Did I mention I ride the subway a lot? I am starting to think of the subway as cross-training for the grim meat hook world where the internet we all knew and loved has been taken away from us.

There's nothing particularly magic about it. Like nothing. It uses the same "local storage" hooks to keep notes on the device and simply inserts the body of the text in to a <div> element with the contenteditable attribute set to "on". Text is saved locally every 30 seconds and periodically synced to a central server (this includes fetching any new notes that may have been written elsewhere) via the API for only the barest approximation of what we think counts as synchronization in 2014. It's basically just first-past-the-post with the most recent revision overwriting older ones. There is no attempt to merge documents and there is no history of changes so you can be sure that sooner or later hilarity (or disaster or both) will ensue and I will have to get around to fixing that.

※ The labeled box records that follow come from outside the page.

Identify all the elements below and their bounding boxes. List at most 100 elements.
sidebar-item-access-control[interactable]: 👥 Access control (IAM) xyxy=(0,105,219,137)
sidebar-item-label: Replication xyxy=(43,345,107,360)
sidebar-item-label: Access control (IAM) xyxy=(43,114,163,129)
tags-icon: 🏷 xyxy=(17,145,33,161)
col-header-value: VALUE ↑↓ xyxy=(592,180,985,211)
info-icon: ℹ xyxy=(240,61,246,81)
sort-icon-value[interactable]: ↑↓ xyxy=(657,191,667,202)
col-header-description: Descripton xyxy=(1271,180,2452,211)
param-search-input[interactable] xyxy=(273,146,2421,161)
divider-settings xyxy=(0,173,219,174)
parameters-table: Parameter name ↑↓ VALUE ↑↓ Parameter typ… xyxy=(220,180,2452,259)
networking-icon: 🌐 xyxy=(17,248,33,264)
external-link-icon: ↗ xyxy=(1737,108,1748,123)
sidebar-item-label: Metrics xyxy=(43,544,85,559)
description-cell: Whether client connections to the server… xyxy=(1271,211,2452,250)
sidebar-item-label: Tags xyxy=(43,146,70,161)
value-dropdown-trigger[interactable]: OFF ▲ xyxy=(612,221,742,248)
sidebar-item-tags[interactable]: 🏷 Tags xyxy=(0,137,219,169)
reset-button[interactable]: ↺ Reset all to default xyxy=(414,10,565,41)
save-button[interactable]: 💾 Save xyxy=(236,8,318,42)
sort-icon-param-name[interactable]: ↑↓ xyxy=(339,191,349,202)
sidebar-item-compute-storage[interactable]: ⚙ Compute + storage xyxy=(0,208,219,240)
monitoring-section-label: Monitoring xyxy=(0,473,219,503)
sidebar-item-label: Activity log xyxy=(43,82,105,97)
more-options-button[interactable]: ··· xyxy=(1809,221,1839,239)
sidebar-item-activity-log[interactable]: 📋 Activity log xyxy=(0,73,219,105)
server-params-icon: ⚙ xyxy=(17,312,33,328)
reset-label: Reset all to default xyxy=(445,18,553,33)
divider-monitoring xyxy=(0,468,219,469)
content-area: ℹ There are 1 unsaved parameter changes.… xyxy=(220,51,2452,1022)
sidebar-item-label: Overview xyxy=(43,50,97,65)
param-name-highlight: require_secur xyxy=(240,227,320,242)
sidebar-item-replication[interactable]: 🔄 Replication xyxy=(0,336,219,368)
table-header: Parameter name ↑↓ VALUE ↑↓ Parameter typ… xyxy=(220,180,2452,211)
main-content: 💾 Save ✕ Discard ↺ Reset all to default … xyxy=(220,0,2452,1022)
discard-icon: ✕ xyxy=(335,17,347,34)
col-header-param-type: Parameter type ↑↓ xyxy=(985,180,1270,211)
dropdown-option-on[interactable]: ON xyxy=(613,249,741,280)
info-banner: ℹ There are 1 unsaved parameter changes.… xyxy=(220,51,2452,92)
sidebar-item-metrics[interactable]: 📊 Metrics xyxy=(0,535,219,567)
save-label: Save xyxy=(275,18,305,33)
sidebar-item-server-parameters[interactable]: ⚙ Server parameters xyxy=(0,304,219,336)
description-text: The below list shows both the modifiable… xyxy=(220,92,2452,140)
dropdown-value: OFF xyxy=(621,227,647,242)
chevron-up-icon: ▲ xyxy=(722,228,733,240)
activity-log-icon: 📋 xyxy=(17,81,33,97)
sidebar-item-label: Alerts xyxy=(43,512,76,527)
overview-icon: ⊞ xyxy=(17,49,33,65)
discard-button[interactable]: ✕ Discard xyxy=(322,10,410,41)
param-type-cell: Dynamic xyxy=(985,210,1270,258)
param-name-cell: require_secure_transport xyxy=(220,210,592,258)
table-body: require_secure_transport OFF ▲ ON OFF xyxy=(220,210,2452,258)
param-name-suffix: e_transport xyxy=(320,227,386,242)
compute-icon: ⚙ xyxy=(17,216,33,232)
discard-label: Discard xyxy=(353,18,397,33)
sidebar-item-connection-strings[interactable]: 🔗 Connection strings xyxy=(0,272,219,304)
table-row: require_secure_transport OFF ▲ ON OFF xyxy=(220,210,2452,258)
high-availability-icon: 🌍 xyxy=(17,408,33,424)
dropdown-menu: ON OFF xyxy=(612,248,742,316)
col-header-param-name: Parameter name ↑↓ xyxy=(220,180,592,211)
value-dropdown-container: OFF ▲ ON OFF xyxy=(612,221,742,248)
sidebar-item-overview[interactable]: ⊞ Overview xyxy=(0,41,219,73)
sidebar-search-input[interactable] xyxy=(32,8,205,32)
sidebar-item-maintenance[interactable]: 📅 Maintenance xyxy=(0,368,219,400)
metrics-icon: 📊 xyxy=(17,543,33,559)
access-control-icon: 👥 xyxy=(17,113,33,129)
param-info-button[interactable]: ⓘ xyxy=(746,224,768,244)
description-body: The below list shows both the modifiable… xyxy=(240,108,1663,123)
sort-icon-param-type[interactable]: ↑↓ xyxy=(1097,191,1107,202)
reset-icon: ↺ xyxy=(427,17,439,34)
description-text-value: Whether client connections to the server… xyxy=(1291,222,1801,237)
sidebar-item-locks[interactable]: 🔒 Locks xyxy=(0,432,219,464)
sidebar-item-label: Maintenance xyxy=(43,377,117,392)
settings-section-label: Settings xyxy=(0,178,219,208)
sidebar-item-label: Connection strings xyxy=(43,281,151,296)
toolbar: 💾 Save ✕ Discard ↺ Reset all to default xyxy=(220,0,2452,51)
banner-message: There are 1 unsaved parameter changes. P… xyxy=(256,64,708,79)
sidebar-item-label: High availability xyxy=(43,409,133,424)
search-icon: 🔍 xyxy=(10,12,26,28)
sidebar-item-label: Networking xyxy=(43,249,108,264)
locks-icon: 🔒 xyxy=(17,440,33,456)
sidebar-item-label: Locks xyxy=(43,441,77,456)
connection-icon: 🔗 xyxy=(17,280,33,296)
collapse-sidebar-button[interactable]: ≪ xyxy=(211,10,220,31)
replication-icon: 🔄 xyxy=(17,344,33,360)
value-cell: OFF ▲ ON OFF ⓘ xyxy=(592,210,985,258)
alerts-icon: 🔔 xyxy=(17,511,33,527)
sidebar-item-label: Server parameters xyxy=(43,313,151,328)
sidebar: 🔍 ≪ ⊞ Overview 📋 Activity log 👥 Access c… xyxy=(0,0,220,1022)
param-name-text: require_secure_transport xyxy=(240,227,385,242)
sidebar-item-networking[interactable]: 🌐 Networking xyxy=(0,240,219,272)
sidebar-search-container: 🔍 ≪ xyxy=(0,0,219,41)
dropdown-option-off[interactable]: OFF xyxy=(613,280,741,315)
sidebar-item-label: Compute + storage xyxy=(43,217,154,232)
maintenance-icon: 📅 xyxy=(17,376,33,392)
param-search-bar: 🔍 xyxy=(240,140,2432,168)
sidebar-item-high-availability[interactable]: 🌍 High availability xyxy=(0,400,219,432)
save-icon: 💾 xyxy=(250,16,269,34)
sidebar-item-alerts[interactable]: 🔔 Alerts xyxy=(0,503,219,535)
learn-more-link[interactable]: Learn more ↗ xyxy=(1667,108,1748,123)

Such is the way of mornings-and-weekends projects.

I used to use Dropbox and a nifty iphone app called Elements to do this. But then Elements stopped working and Dropbox just started to seem less interesting for all the usual reasons and trying to write on a laptop on the subway is generally not advised and often simply impossible given the crowds.

In the meantime I have an offline reader that can sync across devices and handle PDF files and save highlights. It also has the world's simplest and dumbest and functional notepad for ... well, notes. All in a web browser. Eventually it will be searchable and in until then it has an API that I can use to build bespoke features. I doubt that I will stop using Instapaper any time soon but now I have something to compare it to. I have a thing that not only works but is hopefully built in such a way that I can work on the details in small and manageable chunks as they become important and time permits.

The source code is available for people who want to take a look. This is alpha (pre-alpha?) quality software and there is nothing that looks like proper documentation yet. I am not sure that it won't be more annoying than not for anyone other than me at this point but you can decide that for yourself.